A deftly researched account of America’s opioid epidemic.
Guardian reporter McGreal’s book is authoritative in tone and vernacular in style. He introduces us to the voices of the epidemic—users, suppliers, family members, and others—but also to its antecedents in both medicine and drug policy. “At the time,” he writes, describing the 1970s, “American doctors regarded morphine with suspicion to the point of hostility. Whatever its qualities as a painkiller, it was regarded as so addictive and life destroying that the medical profession refused to countenance its use even for the dying.” The author’s powerful narrative has deep roots in history. In 1908, Theodore Roosevelt appointed the United States’ first opium commissioner, “who described Americans as ‘the greatest drugs fiends in the world.’ ” Then, in the 1980s, doctors began to look at the benefits of opioids in palliative care.
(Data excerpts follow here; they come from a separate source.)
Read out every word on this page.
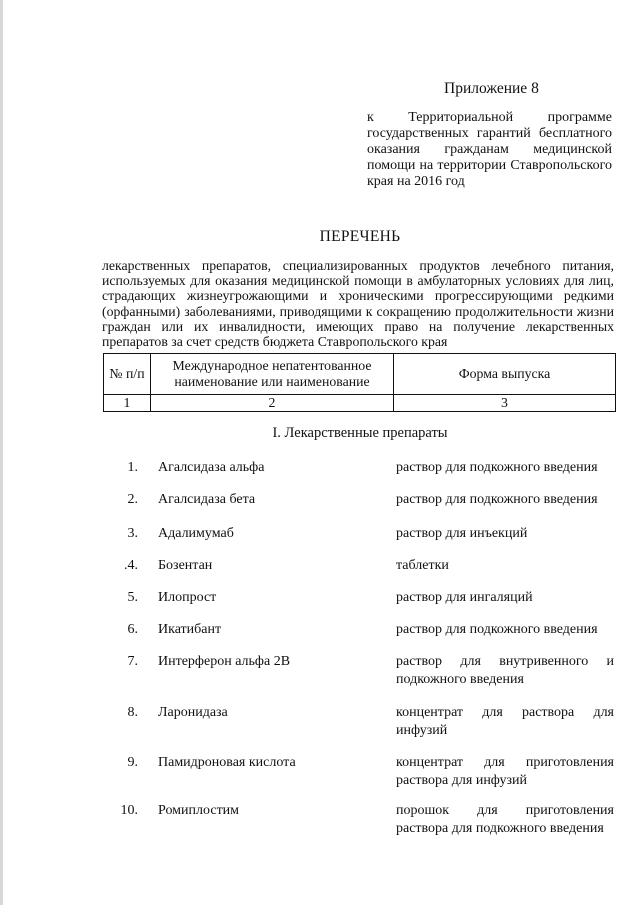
Приложение 8
к Территориальной программе государственных гарантий бесплатного оказания гражданам медицинской помощи на территории Ставропольского края на 2016 год
ПЕРЕЧЕНЬ
лекарственных препаратов, специализированных продуктов лечебного питания, используемых для оказания медицинской помощи в амбулаторных условиях для лиц, страдающих жизнеугрожающими и хроническими прогрессирующими редкими (орфанными) заболеваниями, приводящими к сокращению продолжительности жизни граждан или их инвалидности, имеющих право на получение лекарственных препаратов за счет средств бюджета Ставропольского края
№ п/п	Международное непатентованное наименование или наименование	Форма выпуска
1	2	3
I. Лекарственные препараты
1. Агалсидаза альфа	раствор для подкожного введения
2. Агалсидаза бета	раствор для подкожного введения
3. Адалимумаб	раствор для инъекций
.4. Бозентан	таблетки
5. Илопрост	раствор для ингаляций
6. Икатибант	раствор для подкожного введения
7. Интерферон альфа 2В	раствор для внутривенного и подкожного введения
8. Ларонидаза	концентрат для раствора для инфузий
9. Памидроновая кислота	концентрат для приготовления раствора для инфузий
10. Ромиплостим	порошок для приготовления раствора для подкожного введения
Many of those physicians were “cavalier” in their research; some of the most disturbing testimony here comes from them, especially juxtaposed against the families that have been destroyed. The real villains, though, are the pharmaceutical companies—especially OxyContin manufacturer Purdue—and the doctors and politicians who abet them. At one point, McGreal cites a West Virginia legislator who, in the early 2000s, told the state attorney general that “one of the federal prisons was having to send a bus to pick up guards out of state because it couldn’t find enough people locally who could pass a drug test.” Even so, drug lobbyists did their best to shut down regulations. By 2009, “prescription opioid deaths…[were] three times the number of a decade earlier.” The numbers are staggering, and the author doesn’t offer a lot of hope for change. “What’s going on now is a maturing of the epidemic,” a former Food and Drug Administration official reports. “People are addicted, and that means they’re going to keep needing it. It’s going to be years that they stay on it until they finally get over it. If they don’t get killed.”
A well-rendered, harrowing book about dire circumstances.